Still, I cannot help but feel sad whenever one of our members moves on. I want them all to know that we are here when they return and will accept them back into the family, no questions asked, nothing required.
In the first post I placed on here, I went over all my basic information. I really wanted to dive into some good subject matter but as I am sitting here thinking about the Holy Paladin and the different aspects of managing it and running it effectively, I started to think about a run last night which I had no part in. I mentioned yesterday that my wife plays and that she rolled a Paladin as well. Last night my guild was trying to get a run together for a few members who needed to do Mech. They had asked if I would go and I said I would, but honestly I was not feeling too into it. My wife was on and indicated she was interested in running Heroic Mech, as she has not had much experience with heroics, I thought it would be good for her. So I decided if they needed I could run one of my alts, well before I knew it the group filled up and away they went. Apparantly not needing my services, which did not upset me at all. It actually gave me the opportunity to watch someone run an instance for the first time. My wife does a great job as a Paladin and has taken a completely different way of arriving at 70, as well as, getting her gear.

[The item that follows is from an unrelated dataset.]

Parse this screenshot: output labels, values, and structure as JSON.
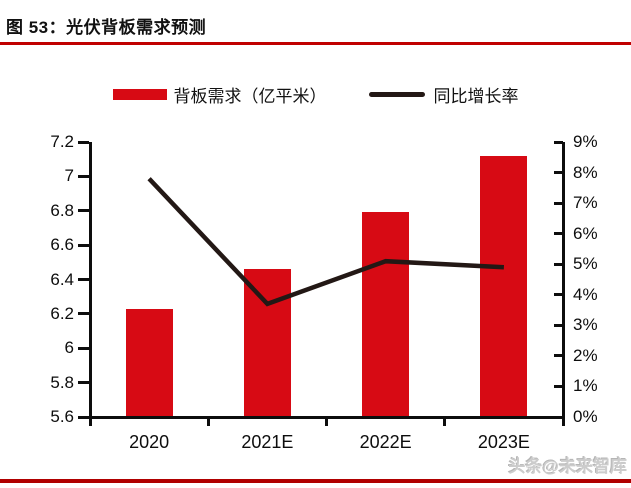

My method was go fast and hard to 70. When my Pali hit 58 I immediately dropped all old world quests and went to outland where I ground mobs, quests, and dungeons, on my way to 70. I had some regret over this afterwards, but that is for another time. My wife; however, took her time, she would run stuff she wanted to and spent plenty of time experiencing the journey to 70, both the good and bad. Last night was no different. Our set up for our computers is almost right next to each other, which allows me to stop and help her (or yell, unfortunately at times... we are all human). Even before the group began to run, she stated she did not like the fact that I was not there to hold the guild members in line and make sure things remained as smooth as possible. I reassured her things would be fine. She had one of our best tanks in the guild, who has much experience and has been playing WoW much longer than I have, a geared rogue with good experience, a veteran player who rolled a new ret pali (which she is working on learning to play effectively), and a prot pali who was there for gear and the experience of the run. They started off fairly good and while they had trouble at certain times (and who wouldn't with taking two prot specs on a heroic run), but they managed to complete the run. When the final boss dropped, my wife had a look of accomplishment, happiness, and relief on her face. It was one of the first times she has ran something as the main healer without me being in a group. It was amazing to see the confidence that one simple run gave her, and also the since of accomplishment that she felt. It was a great thing to see, and in some ways, it is a shame that more of us "veteran" players do not get to experience the newness of these moments.